"Why has this thing been done to us?" Buck was beside Travis, those quiet eyes sliding past him to seek the fire once more. "I do not think you were told when the rest of us were not——"
Travis seized upon that. "There are those who say that I knew, agreed?"
"That is so. Once we stood at the same place in time—in our thoughts, our desires. Now we stand at many places, as if we climbed a stairway, each at his own speed—a stairway the Pinda-lick-o-yi has set us upon. Some here, some there, some yet farther above...." He sketched a series of step outlines in the air. "And in this there is trouble—"
"The truth," Travis agreed. "Yet it is also true that I knew nothing of this, that I climb with you on these stairs."
"So I believe. But there comes a time when it is best not to be a woman stirring a pot of boiling stew but rather one who stands quietly at a distance—"
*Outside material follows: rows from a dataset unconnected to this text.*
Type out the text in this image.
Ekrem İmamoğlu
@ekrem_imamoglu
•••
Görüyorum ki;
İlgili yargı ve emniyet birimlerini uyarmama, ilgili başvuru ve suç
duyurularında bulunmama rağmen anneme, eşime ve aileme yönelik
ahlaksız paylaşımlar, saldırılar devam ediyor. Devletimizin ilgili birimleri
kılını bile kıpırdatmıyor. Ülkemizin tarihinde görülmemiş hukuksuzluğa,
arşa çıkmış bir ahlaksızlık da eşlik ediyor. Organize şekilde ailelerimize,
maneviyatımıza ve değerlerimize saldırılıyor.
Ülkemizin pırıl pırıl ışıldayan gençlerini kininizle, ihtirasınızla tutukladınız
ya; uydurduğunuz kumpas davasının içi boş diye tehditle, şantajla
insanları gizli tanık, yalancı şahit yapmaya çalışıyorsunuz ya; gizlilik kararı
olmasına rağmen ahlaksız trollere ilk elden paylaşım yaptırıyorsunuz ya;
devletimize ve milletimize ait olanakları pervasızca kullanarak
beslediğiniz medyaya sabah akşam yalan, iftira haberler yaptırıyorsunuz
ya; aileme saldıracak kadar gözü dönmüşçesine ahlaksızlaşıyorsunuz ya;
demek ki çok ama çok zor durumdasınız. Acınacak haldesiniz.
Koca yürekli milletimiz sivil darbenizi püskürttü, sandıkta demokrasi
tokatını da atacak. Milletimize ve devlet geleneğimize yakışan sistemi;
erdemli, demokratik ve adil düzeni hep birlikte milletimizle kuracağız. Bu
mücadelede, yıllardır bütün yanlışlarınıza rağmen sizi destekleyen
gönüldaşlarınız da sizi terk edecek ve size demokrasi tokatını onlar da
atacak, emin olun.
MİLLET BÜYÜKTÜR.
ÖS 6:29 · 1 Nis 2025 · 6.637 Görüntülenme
"You mean?" Travis pressed.
"I say that alone among us you have crossed the stars before, therefore new things are not so hard to understand. And we need a scout. Also the coyotes run in your footsteps, and you do not fear them."
It made good sense. Let him scout ahead of the party, taking the coyotes with him. Stay away from the camp for a while and speak small—until the people on Buck's stairway were more closely united.
"I go in the morning," Travis agreed. He could slip away tonight, but just now he could not force himself away from the fire, from the companionship.
"You might take Tsoay with you," Buck continued.